By Sam Francis
12/19/2002
One obvious purpose of the attack on Trent Lott has been to advance the ambition of his critics and rivals within his own party to push him out and put themselves in his place. That’s ordinary politics.
But another purpose has been to exploit the transparent cowardice and incoherence of the Republican Party on racial issues to push the whole party further to the left and make impossible any serious opposition to the anti-white agenda of far-left Democrats and their black constituencies.
The man whose mission it became to unbosom this purpose was the guy who used to be Bill Clinton.
This week the ex-president opened up not just on the Majority Leader, whose tactics in his Senate impeachment trial may have allowed Mr. Clinton to remain in the White House and out of prison, but on the entire Republican Party.
Mr. Clinton pronounced that he was hardly surprised that the Republicans have not already hanged, drawn, and quartered Mr. Lott for his positive remarks about Strom Thurmond’s 1948 presidential bid because the Republicans privately agree with what Lott said.
"How can they jump on him when they're out there repressing, trying to run black voters away from the polls and running under the Confederate flag in Georgia and South Carolina?" Mr. Clinton spurted this week. "I mean, look at their whole record. He just embarrassed them by saying in Washington what they do on the backloads every day."
In a word, Mr.
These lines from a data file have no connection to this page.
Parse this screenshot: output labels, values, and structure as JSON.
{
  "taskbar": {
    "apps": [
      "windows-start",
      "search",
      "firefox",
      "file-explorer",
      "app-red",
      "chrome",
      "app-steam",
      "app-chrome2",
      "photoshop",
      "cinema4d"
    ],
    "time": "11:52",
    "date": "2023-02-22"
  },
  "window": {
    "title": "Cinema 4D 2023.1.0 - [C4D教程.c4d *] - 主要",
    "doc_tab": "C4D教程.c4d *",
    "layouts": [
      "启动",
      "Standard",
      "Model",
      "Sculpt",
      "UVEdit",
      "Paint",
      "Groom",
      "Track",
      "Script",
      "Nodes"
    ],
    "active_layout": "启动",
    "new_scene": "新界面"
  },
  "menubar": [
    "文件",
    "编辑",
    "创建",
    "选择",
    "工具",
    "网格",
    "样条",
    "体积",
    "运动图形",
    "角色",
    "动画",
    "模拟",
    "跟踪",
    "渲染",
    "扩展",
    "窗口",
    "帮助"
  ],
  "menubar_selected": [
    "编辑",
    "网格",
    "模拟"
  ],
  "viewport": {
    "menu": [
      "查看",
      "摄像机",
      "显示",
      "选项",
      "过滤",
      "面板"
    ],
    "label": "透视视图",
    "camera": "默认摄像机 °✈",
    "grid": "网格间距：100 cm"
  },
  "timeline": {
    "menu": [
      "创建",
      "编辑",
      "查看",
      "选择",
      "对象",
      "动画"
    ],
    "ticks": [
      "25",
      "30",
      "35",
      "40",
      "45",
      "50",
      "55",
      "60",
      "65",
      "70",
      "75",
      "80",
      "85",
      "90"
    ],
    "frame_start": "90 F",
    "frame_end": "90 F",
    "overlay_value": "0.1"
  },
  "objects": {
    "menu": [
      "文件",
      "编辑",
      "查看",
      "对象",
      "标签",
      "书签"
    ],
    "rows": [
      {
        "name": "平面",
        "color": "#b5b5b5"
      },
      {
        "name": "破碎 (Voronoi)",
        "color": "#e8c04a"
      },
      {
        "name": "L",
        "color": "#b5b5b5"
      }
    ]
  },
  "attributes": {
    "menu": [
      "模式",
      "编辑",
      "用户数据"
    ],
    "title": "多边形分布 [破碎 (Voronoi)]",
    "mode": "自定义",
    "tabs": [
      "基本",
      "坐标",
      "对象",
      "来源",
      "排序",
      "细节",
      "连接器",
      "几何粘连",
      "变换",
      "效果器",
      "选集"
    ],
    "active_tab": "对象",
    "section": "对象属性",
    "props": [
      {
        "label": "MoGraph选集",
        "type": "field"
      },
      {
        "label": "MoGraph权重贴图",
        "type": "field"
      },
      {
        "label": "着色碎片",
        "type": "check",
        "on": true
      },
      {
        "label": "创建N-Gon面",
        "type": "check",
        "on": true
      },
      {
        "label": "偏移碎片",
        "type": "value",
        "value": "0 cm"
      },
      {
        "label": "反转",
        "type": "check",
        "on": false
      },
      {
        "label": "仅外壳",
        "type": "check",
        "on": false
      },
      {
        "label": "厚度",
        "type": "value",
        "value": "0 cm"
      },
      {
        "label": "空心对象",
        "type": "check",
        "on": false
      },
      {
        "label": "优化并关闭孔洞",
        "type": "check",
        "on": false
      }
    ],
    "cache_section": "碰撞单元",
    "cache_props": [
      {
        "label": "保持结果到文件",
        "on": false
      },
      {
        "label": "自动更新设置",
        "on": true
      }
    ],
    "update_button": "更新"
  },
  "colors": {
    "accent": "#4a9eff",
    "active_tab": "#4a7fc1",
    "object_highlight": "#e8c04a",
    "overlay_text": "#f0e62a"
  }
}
Clinton is stating about as clearly and explicitly as can be stated that the Republican Party itself is inherently "racist."
If there was any doubt that that was what he meant, he said much the same thing again.
"I think that the way the Republicans have treated Senator Lott is pretty hypocritical, since right now their policy is, in my view, inimical to everything this country stands for."
"They've tried to suppress black voting, they've ran [sic] on the Confederate flag in Georgia and South Carolina. And from top to bottom, the Republicans supported it. So I don’t see what they're jumping on Trent Lott about."
The Republican Party is not only inherently "racist," but un-American as well — "inimical to everything this country stands for."
The reason Mr. Clinton unleashed this attack is that he knew very well the Republicans did not have a clue as to how to respond to it. The Republicans didn’t know how to respond to it because they believe absolutely nothing about race, civil rights, segregation, the South, or any of the other matters Mr. Clinton brought up, and the only response they can imagine making to his accusations is a political one — to estimate what response would do the least damage or gain the most advantage for them.
The actual response from Mark Racicot, President Bush’s handpicked buddy who heads the Republican National Committee, was to mumble the rhetorical equivalent of a fishpaw handshake:
"This is another tired example of Bill Clinton misrepresenting the facts and misleading the American people to gain political advantage."
That’s what you say when the Democrats propose spending too much money on federal highway construction. It’s not what you say when you're accused by a former president of "repressing" blacks and harboring essentially treasonable beliefs.
But what else could Mr. Racicot say? He can’t acknowledge that some Republicans have indeed successfully campaigned on the Confederate flag issue because acknowledging that would be to embrace positions and principles now denounced as "segregationist" or at least "insensitive" and an embarrassment to the party.
Nor can he take the "color-blind society" approach favored by some neo-conservatives because that too can be denounced as "insensitive" and leading to the rejection of affirmative action and other anti-white policies that grant state-enforced privileges to non-whites.
That, after all, as his voting record shows, was more or less the actual position that Sen. Lott has taken on most race-related issues up until his disastrous self-disembowelment on Black Entertainment Television last week. But that position has now been delegitimized as much as outright segregationism.
The only substantive position the Republicans can now take, the only one recognized as "legitimate," is the one embraced by the Democrats and Mr. Clinton, and therefore when the Democrats denounce them as "racists" and un-American, the Republicans can say nothing sensible in reply.
Hence, because of the Trent Lott episode, whatever its outcome, because of the skillful way in which Democratic demagogues like Mr. Clinton have played it, because of the timidity of the Republican response to their accusations, and because of the embrace by neo-conservative eggheads and the Bush White House of what have traditionally been left-wing positions on race and civil rights, the Republicans will find themselves incapable of principled resistance to whatever further radicalism the anti-white and anti-American racists of the Democratic Party demand.